The Polar V800 and ECG displayed excellent agreement between time, frequency and non-linear HRV parameters, similar to levels of agreement found in previous research with the Polar S810 (Gamelin et al. 2006, 2008; Nunan et al. 2009) and S810i (Vanderlei et al. 2008). In contrast, poor agreement has previously been found with the Polar Advantage (Radespiel-Tröger et al. 2003), S810 (Kingsley et al. 2004; Nunan et al. 2008), S810i and Suunto t6 (Weippert et al. 2010) and the RS800 (Wallén et al. 2012). It is apparent that the difference between the studies that have found good agreement between devices, and those that did not, is most likely the result of software: HRV parameters derived from differing software packages are simply incomparable. As such comparisons in the present study will be limited to discussing levels of agreement between the V800 and ECG-derived HRV parameters, and general similarities and trends found in previous studies that did not find poor agreement because of software difference (Gamelin et al. 2006, 2008; Nunan et al. 2009; Vanderlei et al. 2008).

When time domain HRV parameters (SDNN, RMSSD and PNN50) derived from the ECG and corrected Polar RR intervals were compared, excellent agreement were found with small bias, ICC in all cases equal to 1.00 regardless of body position and small effect size (<0.029). There were no significant differences in any parameters, including RMSSD, which had previously been found to be significant for the S810 by Gamelin et al. (2006). As RMSSD reflects short-term variability within the data, it is likely that the lower error rate in the present study (0.086 vs. 0.40 %) resulted in fewer differences in short-term variability, which in turn resulted in greater ICC and smaller effect size. Frequency domain components of VLF, LF, HF power, normalised power and LF:HF also displayed excellent agreement in supine and standings positions. As with both the Polar S810 and S810i (Gamelin et al. 2006, 2008; Vanderlei et al. 2008) there were no significant differences in frequency domain parameters, ICCs of frequency parameters were >0.99 and effect sizes <0.029 in all cases. The non-linear measures of SD1, SD2 and sample entropy, as with the time and frequency measures, displayed good agreement for both supine and standing, with ICC of at least 0.99 for all and effect sizes <0.029. No significant differences in any non-linear components were found, in contrast to the significant difference found in SD1 in Gamelin et al. (2006) and SD2 in Gamelin et al. (2008).

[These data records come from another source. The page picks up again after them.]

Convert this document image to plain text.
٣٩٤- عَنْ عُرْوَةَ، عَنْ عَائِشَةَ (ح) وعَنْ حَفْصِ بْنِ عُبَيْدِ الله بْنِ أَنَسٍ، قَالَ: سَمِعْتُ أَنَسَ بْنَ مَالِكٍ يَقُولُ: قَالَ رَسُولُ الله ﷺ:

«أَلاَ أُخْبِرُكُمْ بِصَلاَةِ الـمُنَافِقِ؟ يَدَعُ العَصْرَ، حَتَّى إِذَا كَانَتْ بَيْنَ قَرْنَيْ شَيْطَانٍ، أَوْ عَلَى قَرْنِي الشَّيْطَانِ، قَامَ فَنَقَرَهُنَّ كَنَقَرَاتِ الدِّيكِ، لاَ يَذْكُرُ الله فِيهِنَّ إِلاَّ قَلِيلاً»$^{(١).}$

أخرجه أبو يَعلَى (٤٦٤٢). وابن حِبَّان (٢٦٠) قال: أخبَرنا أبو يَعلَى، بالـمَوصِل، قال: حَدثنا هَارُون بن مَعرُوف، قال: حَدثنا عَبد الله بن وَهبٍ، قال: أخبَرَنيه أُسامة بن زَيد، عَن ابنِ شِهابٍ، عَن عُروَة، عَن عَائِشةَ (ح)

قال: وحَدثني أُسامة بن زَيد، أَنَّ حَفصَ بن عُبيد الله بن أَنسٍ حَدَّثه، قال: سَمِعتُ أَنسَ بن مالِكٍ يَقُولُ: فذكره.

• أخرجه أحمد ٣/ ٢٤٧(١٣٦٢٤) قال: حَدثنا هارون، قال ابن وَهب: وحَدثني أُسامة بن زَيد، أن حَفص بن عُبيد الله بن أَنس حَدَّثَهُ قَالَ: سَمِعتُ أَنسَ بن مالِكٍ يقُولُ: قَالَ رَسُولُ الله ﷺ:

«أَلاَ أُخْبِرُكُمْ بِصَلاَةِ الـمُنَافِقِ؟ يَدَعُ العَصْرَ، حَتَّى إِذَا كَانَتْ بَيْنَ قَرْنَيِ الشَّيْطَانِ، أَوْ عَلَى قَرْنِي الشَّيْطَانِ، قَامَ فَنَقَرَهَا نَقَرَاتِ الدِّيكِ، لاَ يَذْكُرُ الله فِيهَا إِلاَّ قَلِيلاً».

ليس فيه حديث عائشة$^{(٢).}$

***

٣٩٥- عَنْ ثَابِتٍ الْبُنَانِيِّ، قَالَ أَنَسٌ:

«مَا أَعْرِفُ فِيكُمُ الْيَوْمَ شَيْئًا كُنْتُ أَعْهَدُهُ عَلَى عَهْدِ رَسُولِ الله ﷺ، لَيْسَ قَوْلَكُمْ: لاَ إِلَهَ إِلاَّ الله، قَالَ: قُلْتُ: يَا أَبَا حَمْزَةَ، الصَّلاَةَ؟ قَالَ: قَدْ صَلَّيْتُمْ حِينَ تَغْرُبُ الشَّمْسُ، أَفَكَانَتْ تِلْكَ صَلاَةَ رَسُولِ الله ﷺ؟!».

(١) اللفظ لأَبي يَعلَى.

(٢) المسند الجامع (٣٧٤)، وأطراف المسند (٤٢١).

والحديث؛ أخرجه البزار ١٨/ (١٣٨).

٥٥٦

The strong ICCs, alongside the small magnitude of bias and LoA and small effect sizes confirm the validity of HRV parameters derived from the corrected V800 HRM RR intervals for HRV analysis. The HRV parameters bias, ICC and ES appear to support an improvement in the V800 over previous HRM models; as the RR intervals, which the HRV parameters were derived from, displayed very good agreement, and the two signals were analysed with the same software the very small differences found were to be expected. Any differences that did exist are likely because of the very small difference between the ECG RR and Polar V800 intervals. Researchers should be cautious about making comparisons between HRV parameters derived from different software packages, particularly when software packages such as Kubios HRV are freely available that support data exported directly from a large number of ECGs, as well as RR interval data (Tarvainen et al. 2014).

Conclusion

In conclusion, the strong ICC, small bias and tight LoA and small ES found between the ECG and Polar RR data suggest that the Polar V800 HRM is a valid tool for the detection of RR intervals at rest. The Polar V800 also appears to improve on previous HRM models with regard to measurement against ECG. The correction of Polar V800 RR intervals is recommended in order to decrease both the bias and LoA, as it is not only simply applied, but also possible without the simultaneous recording from an ECG. Furthermore, the small bias, narrow LoA, strong ICC (≥0.99), and small ES (≤0.029) also support the use of HRV parameters derived from the corrected Polar V800 signal.